Sezar’ın hakkı!

Haberin Devamı

SORU: Hikâyeyi bilirsiniz: Hz. İsa’yı denemek için O’na, “Romalılara vergi vermek caiz midir?” diye sorarlar (Matt: 22.17). Hz. İsa kendisine sorulan sorunun amacını bildiği için onlara “Vergi ödediğiniz parayı bana gösterin” der. Kendisine gösterilen dinarın üzerindeki resme bakarak, “Bu resim kimin?” diye sorar. “Resim Sezar’ındır” cevabını alınca, İsa “Sezar’ın hakkını Sezar’a, Tanrı’nın hakkını da Tanrı’ya verin” diye cevap verir. Hz. İsa, bu sözleriyle daha sonraki yıllarda Hıristiyan dünyasının temel prensiplerinden olmuş bir kuralı da ortaya koymuştur: Tanrı’yı ve devleti birbirinden ayırmıştır. Bu iki otorite yani Tanrı ve Sezar (devlet), farklı konularla ve farklı kanunlarla çalışırlar. Dinin ve devletin birbirinden ayrı olduğu ve 2 bin yıl önce konulmuş olan bu kural maalesef Müslüman dünyasında mevcut değildir. Kutsal ve sürekli olanla (Tanrı) geçici olanın (insan) kurallarının, bizzat insanın gelişmesi için birbirinden ayrı olması gerekir. Çünkü insanoğlu geçicidir. Bu sebeple insanoğlunun tabi olduğu kuralların da zamana göre değişip gelişmesi, bizzat insanın gelişmesi için gereklidir. Dolayısıyla toplum düzenini korumak için 1400 yıl önce, o zamanın şartlarına göre yapılmış olan kuralların dünya durdukça geçerli olacağını düşünmek insan yapısına ve Tanrı anlayışına da aykırıdır. Çünkü Tanrı’ya bilgiyle ulaşılır. Bu konudaki görüşlerinizi açıklamanız bizler için çok faydalı olacaktır. (İbrahim T. Tüzün/New York)
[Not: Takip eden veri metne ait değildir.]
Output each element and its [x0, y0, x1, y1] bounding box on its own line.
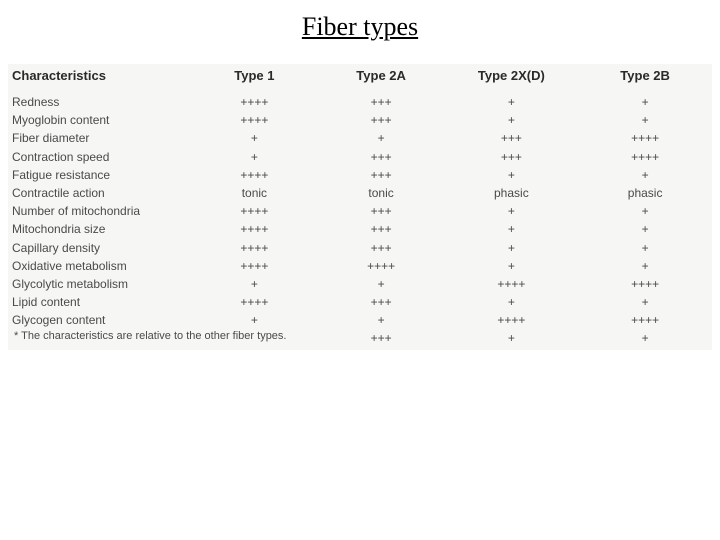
row-value: +: [578, 293, 712, 311]
row-value: +: [444, 329, 578, 347]
row-value: +++: [444, 129, 578, 147]
row-value: +: [444, 257, 578, 275]
row-value: ++++: [578, 148, 712, 166]
row-value: +++: [318, 202, 445, 220]
row-value: ++++: [191, 293, 318, 311]
row-value: +++: [318, 220, 445, 238]
row-value: +: [444, 202, 578, 220]
row-value: +: [578, 329, 712, 347]
table-row: Lipid content+++++++++: [8, 293, 712, 311]
row-label: Myoglobin content: [8, 111, 191, 129]
row-value: ++++: [318, 257, 445, 275]
row-label: Glycogen content: [8, 311, 191, 329]
row-value: +++: [318, 293, 445, 311]
col-header-type2x: Type 2X(D): [444, 66, 578, 93]
row-value: +++: [318, 329, 445, 347]
table-row: Glycogen content++++++++++: [8, 311, 712, 329]
row-value: ++++: [578, 311, 712, 329]
table-row: Redness+++++++++: [8, 93, 712, 111]
row-value: +++: [318, 93, 445, 111]
row-value: +: [578, 202, 712, 220]
row-value: phasic: [444, 184, 578, 202]
row-label: Number of mitochondria: [8, 202, 191, 220]
row-value: +: [444, 111, 578, 129]
row-value: +: [318, 275, 445, 293]
row-value: ++++: [578, 129, 712, 147]
col-header-characteristics: Characteristics: [8, 66, 191, 93]
row-label: Contraction speed: [8, 148, 191, 166]
row-value: +++: [318, 239, 445, 257]
row-value: phasic: [578, 184, 712, 202]
row-value: +: [578, 93, 712, 111]
row-value: ++++: [191, 111, 318, 129]
row-label: Redness: [8, 93, 191, 111]
fiber-table-wrap: Characteristics Type 1 Type 2A Type 2X(D…: [8, 64, 712, 350]
row-value: ++++: [191, 93, 318, 111]
row-value: +: [578, 166, 712, 184]
row-value: +++: [318, 148, 445, 166]
row-label: Capillary density: [8, 239, 191, 257]
col-header-type1: Type 1: [191, 66, 318, 93]
table-row: Mitochondria size+++++++++: [8, 220, 712, 238]
table-row: Oxidative metabolism++++++++++: [8, 257, 712, 275]
row-label: Fatigue resistance: [8, 166, 191, 184]
row-value: +: [578, 111, 712, 129]
row-label: Glycolytic metabolism: [8, 275, 191, 293]
row-label: Fiber diameter: [8, 129, 191, 147]
fiber-table: Characteristics Type 1 Type 2A Type 2X(D…: [8, 66, 712, 348]
page-title: Fiber types: [0, 12, 720, 42]
row-value: ++++: [191, 220, 318, 238]
row-value: +: [191, 311, 318, 329]
row-label: Contractile action: [8, 184, 191, 202]
table-row: Myoglobin content+++++++++: [8, 111, 712, 129]
row-value: ++++: [191, 166, 318, 184]
row-value: +: [578, 239, 712, 257]
row-value: ++++: [191, 202, 318, 220]
row-value: +: [318, 129, 445, 147]
row-value: +: [444, 220, 578, 238]
row-value: +: [444, 166, 578, 184]
page: Fiber types Characteristics Type 1 Type …: [0, 0, 720, 540]
table-row: Capillary density+++++++++: [8, 239, 712, 257]
row-value: +: [444, 93, 578, 111]
row-value: tonic: [191, 184, 318, 202]
row-value: +: [191, 129, 318, 147]
footnote: * The characteristics are relative to th…: [10, 328, 290, 344]
row-label: Lipid content: [8, 293, 191, 311]
col-header-type2a: Type 2A: [318, 66, 445, 93]
row-value: ++++: [578, 275, 712, 293]
table-row: Fiber diameter+++++++++: [8, 129, 712, 147]
row-value: +: [578, 220, 712, 238]
table-row: Contractile actiontonictonicphasicphasic: [8, 184, 712, 202]
row-value: ++++: [444, 275, 578, 293]
row-label: Oxidative metabolism: [8, 257, 191, 275]
row-value: +: [444, 293, 578, 311]
row-value: tonic: [318, 184, 445, 202]
row-value: +: [191, 148, 318, 166]
row-label: Mitochondria size: [8, 220, 191, 238]
row-value: ++++: [191, 239, 318, 257]
table-row: Glycolytic metabolism++++++++++: [8, 275, 712, 293]
table-header-row: Characteristics Type 1 Type 2A Type 2X(D…: [8, 66, 712, 93]
col-header-type2b: Type 2B: [578, 66, 712, 93]
row-value: +++: [444, 148, 578, 166]
row-value: +: [444, 239, 578, 257]
row-value: +: [578, 257, 712, 275]
row-value: +: [191, 275, 318, 293]
table-body: Redness+++++++++Myoglobin content+++++++…: [8, 93, 712, 348]
row-value: ++++: [444, 311, 578, 329]
table-row: Number of mitochondria+++++++++: [8, 202, 712, 220]
row-value: +++: [318, 166, 445, 184]
row-value: ++++: [191, 257, 318, 275]
row-value: +: [318, 311, 445, 329]
table-row: Fatigue resistance+++++++++: [8, 166, 712, 184]
table-row: Contraction speed+++++++++++: [8, 148, 712, 166]
row-value: +++: [318, 111, 445, 129]
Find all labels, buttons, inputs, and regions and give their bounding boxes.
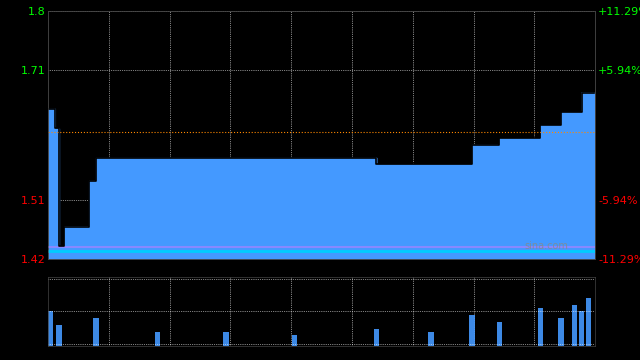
Bar [579, 311, 584, 346]
Bar [469, 315, 475, 346]
Bar [223, 332, 228, 346]
Bar [93, 318, 99, 346]
Bar [155, 332, 160, 346]
Bar [497, 322, 502, 346]
Bar [538, 308, 543, 346]
Bar [56, 325, 61, 346]
Bar [428, 332, 434, 346]
Text: sina.com: sina.com [524, 241, 568, 251]
Bar [291, 336, 297, 346]
Bar [48, 311, 54, 346]
Bar [374, 328, 379, 346]
Bar [558, 318, 564, 346]
Bar [572, 305, 577, 346]
Bar [586, 298, 591, 346]
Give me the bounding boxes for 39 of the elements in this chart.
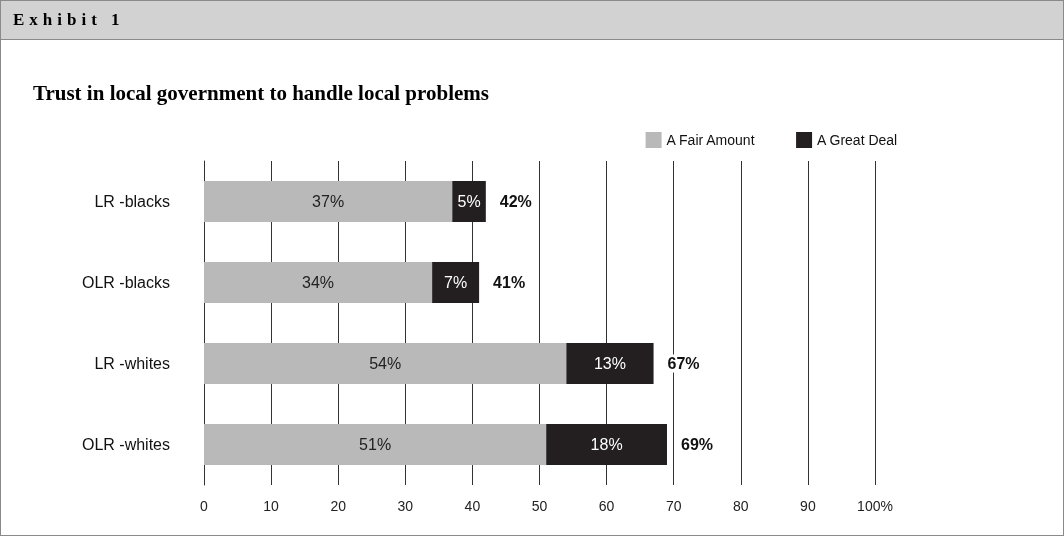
data-label: 51% — [359, 436, 392, 453]
data-label: 34% — [302, 274, 335, 291]
data-label: 18% — [590, 436, 623, 453]
data-label: 7% — [444, 274, 468, 291]
x-tick-label: 100% — [857, 498, 893, 514]
legend-label: A Fair Amount — [666, 132, 755, 148]
bar — [432, 262, 480, 303]
y-tick-label: OLR -whites — [81, 436, 170, 453]
total-label: 42% — [499, 193, 532, 210]
x-tick-label: 90 — [800, 498, 816, 514]
bar — [566, 343, 654, 384]
total-label: 69% — [680, 436, 714, 453]
x-tick-label: 10 — [263, 498, 280, 514]
total-label: 67% — [667, 355, 700, 372]
data-label: 37% — [312, 193, 345, 210]
x-tick-label: 30 — [397, 498, 414, 514]
x-tick-label: 0 — [200, 498, 209, 514]
data-label: 5% — [457, 193, 481, 210]
x-tick-label: 50 — [531, 498, 548, 514]
legend-label: A Great Deal — [817, 132, 898, 148]
chart-title: Exhibit 1 — [1, 1, 1063, 40]
bar — [452, 181, 486, 222]
total-label: 41% — [493, 274, 526, 291]
x-tick-label: 20 — [330, 498, 347, 514]
bar — [204, 343, 567, 384]
x-tick-label: 80 — [733, 498, 749, 514]
y-tick-label: LR -blacks — [94, 193, 170, 210]
chart-subtitle: Trust in local government to handle local problems — [33, 81, 489, 106]
data-label: 13% — [593, 355, 626, 372]
x-tick-label: 60 — [598, 498, 615, 514]
bar — [204, 262, 433, 303]
bar — [546, 424, 667, 465]
x-tick-label: 40 — [464, 498, 481, 514]
y-tick-label: OLR -blacks — [81, 274, 170, 291]
bar — [204, 424, 547, 465]
data-label: 54% — [369, 355, 402, 372]
bar — [204, 181, 453, 222]
x-tick-label: 70 — [665, 498, 682, 514]
y-tick-label: LR -whites — [94, 355, 170, 372]
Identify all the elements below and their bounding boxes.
Bedeni ruhtan ayıramazssınız

CEVAP: Evet, Hıristiyanlık için dediğiniz doğrudur. Hıristiyanlığın dünyaya ilişkin düzenleyici hukuk kuralları pek yoktur. Ama İsa zamanında Hıristiyanlar hukuk düzeni olarak Tevrat yasalarını kabul etmişlerdir. Çünkü bizzat İsa kendisinin, kitabı kaldırmak üzere değil uygulamak üzere geldiğini vurgulamıştır. Yani Hz. İsa, yeni bir din koyucu değil, önceki dinin kurallarını, dinin ruhuna uygun olarak uygulayıcı bir din bilgini rolünde görünmektedir. Hz. İsa’nın o sözünden de din ve dünya ayrılığı anlamı çıkmaz. Zira aleyhtarları İsa’yı devlet aleyhinde bir terörist gibi göstermeye ve onu yakalatıp mahkûm etmeye çalışıyorlardı. Soru da öyle masum bir soru değildi. Hz. İsa, o soruyu soranın amacını bildiği için devlet aleyhinde olmadığını kaydetmek üzere kendisinin insanları Hakk’a çağırmaya çalıştığını belirtmek istemiştir. Ama İslâm; ruh-madde, fizik-metafizik, dünya-ahiret bütünlüğü içinde dini sunmaktadır. Bedeni ruhtan veya ruhu bedenden ayıramazsınız. Kur’ân’da Allah’a yönelmeye, ibadete, namaza, oruca ilişkin hükümler yanında pekâlâ zina edene, hırsızlık edene, düzeni bozana, katile, caniye cezalar da belirlenmiştir. Hz. Peygamber, Tanrı elçiliği yanında kurduğu devletin de başkanı, yöneticisidir. Bu gerçeği nasıl göz ardı edeceksiniz? 1400 yıllık bir zaman aralığında kocaman bir İslâm hukuku oluşturulmuştur.